If you want to know the health of an ecosystem, look at the health of the pilot fish, and not at the whales.

The indications of latent rot or the incursions of new competitors and of asymmetric solutions can be masked by the sheer scale of an established business.

The pilot fish are the leading indicators.

Whales can easily coast on revenues and their customer bases and by squeezing their ecosystems and their partners for a decade or more, even with their businesses and business models rotting away underneath them.

If the startups in SV are getting squeezed, then SV has something to worry about.


"Microsoft posted a 42-per-cent rise in profit" (globe&mail)

"Google's net income for the quarter was $1.25B, up from $925M" (Techcrunch)

I wouldn't call that bleak.

The Silicon Valley leaders may not be able to maintain their high growth rates but I doubt they would be affected in the same way other industries have been.

I'd like to see the impact its having on the smaller players and not just the big advertising companies.

Is this directly affecting the publishers at the bottom of the pyramid?


True I wouldn't call it bleak either. eBay posted 20% earnings growth although the stock is down. It is interesting to go through this again though having been through the first one. It's tough. I remember so many friends and colleagues leaving for places like Austin or Boston way back when. Now, I wonder if the same will happen. Engineering wise, I really don't expect many to leave but the mom and pop shops that rely on high valued incomes... and maybe business units, always the first to go.


Earnings is the wrong thing to look at when you enter a recession. It's easy for companies to manipulate earnings for a little while, by shuffling money around and delaying expenses.

Gross revenue is your leading indicator: are they still selling as much, or more, than before?

Alain - fairsoftware.net


"Now Silicon Valley is in for a long-overdue reality check, one that should worry one and all. Why? Because the news coming out of advertising-focused companies is not good."

The article does a good job of explaining how the poor economic conditions are impacting internet advertising, but this has nothing to do with a reality check. People have less money to spend so they buy less things. That doesn't mean that internet advertising models are misguided.
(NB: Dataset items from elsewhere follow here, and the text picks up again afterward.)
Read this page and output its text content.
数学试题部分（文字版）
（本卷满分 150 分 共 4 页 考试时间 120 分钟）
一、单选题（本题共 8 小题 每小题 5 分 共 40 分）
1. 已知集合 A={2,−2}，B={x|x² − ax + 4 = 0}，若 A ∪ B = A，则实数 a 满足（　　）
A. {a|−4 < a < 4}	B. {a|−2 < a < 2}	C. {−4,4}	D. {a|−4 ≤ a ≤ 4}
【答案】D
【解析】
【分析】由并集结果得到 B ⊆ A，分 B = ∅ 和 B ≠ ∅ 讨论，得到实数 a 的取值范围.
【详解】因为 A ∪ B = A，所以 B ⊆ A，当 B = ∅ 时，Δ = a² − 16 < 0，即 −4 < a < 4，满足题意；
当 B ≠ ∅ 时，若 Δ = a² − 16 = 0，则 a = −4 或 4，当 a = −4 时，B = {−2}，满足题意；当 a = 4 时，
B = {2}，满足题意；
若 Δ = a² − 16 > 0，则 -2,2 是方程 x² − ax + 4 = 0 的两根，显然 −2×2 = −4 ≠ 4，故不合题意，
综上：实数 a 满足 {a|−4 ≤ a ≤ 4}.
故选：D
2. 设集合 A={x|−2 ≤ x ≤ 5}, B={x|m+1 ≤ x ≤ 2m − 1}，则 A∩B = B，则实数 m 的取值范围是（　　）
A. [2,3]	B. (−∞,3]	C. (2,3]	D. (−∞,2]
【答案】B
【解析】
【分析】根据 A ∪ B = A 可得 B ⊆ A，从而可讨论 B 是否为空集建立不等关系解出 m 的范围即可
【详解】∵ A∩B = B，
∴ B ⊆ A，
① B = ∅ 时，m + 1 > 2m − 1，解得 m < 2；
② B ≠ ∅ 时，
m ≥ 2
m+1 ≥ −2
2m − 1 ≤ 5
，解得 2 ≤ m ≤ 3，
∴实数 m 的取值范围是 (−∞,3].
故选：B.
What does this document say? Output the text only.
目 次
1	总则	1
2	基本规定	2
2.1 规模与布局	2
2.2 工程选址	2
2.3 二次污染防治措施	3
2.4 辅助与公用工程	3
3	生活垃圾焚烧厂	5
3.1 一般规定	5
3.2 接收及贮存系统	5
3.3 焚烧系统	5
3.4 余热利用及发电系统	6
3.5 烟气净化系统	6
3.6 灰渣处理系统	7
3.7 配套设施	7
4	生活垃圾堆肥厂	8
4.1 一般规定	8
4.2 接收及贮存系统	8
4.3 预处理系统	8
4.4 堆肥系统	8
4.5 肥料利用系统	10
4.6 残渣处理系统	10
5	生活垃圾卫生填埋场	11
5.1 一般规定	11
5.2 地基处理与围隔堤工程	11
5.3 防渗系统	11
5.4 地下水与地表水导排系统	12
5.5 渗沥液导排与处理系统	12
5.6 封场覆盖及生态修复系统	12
Its kinda ironic, Google had been seeing such high growth rates for a business of their age and size that it seemed as if they were defying gravity. Add that to the environment in the Googleplex, and you have a company that doesn't feel like a company.

This creates the potential that Google will overlook something, which will lead to some little guy taking their place as they took Microsoft's as the standard in software development


> standard in software development

Can I please have whatever you're smoking? It seems good.


This two day old thread about google is somehow related to this article:

http://news.ycombinator.com/item?id=247046


i think if googles 39 percent growth was a shortfall, its funny, how many businesses as old as google has investors wanting more than 39 percent yoy growth?


Not too many businesses have a P/E ratio of 34 with a market cap of 150B. It's a matter of expectations, they were expected to grow more than they did and the stock price had those expectations priced in.


Silicon Valley should not be any more worried than the rest of the country or world.

Actually, given what people are pointing out here, maybe SV should be less worried than the rest of the country.